In Finnland wird der Tango langsam getanzt, die Melodie erklingt traurig in Moll. Der Tanz gehört zu dem nordischen Land wie das Meer und die Schären. Tanztreffen und Tangowettbewerbe gibt es in zahlreichen Städten und Dörfern.

Von Christiane Zwick | 28.03.2010
    Langsam, langsam, schnell, schnell, langsam. Dieser Rhythmus bewegt in Finnland Generationen. Und eine Melodie kann fast jeder darauf singen:

    "Jenseits des weiten Meeres, liegt versteckt ein Land, in dem du alle Sorgen vergisst, das keinen Kummer kennt. Satumaa, das finnische Märchenland. Satumaa, das Reich des Tango."

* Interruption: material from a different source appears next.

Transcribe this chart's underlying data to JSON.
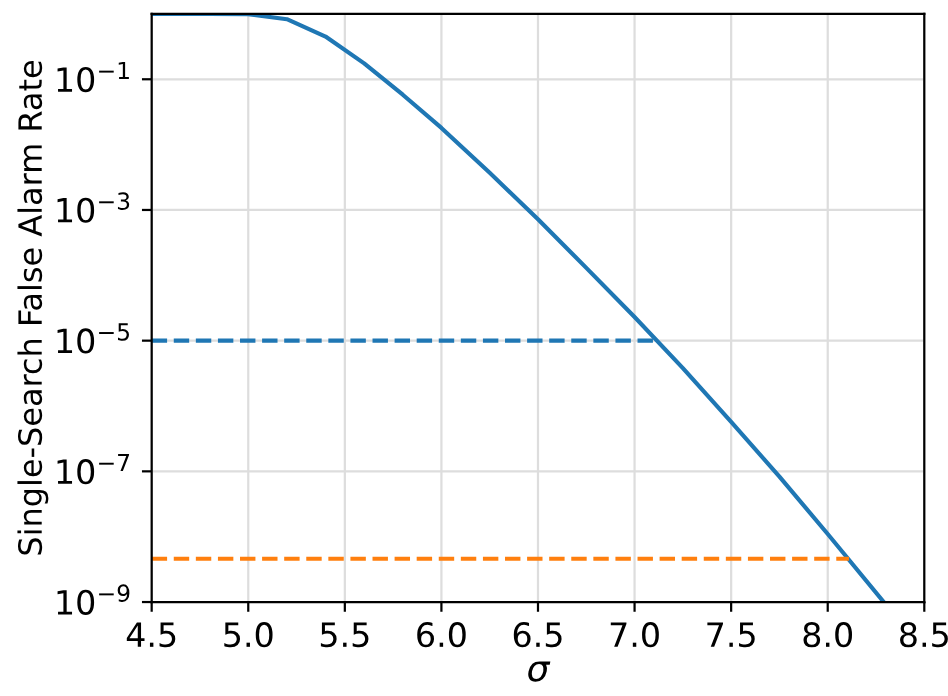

    Überall in der Welt wird entweder Standard- oder der argentinische Tango getanzt. Wirklich überall? Ein kleines Land im Norden leistet sich seinen eigenen Tango; meist in Moll statt in Dur. Seine Wurzeln, zugegeben, reichen nach Argentinien, doch in 75 Jahren trieben eigene Blüten. Die Paare, die an diesem Samstag in Westernboots, Turnschuhen oder schwarz glänzendem Leder über den Boden einer Kleinstadtturnhalle schieben, sehen ihren Tango als etwas Urfinnisches an. Wer Finnland und den Finnen näher kommen will, sollte seine Geschichte kennen und ihn tanzen lernen. Tanzlehrer Åke Blomqvist demonstriert, wie es geht.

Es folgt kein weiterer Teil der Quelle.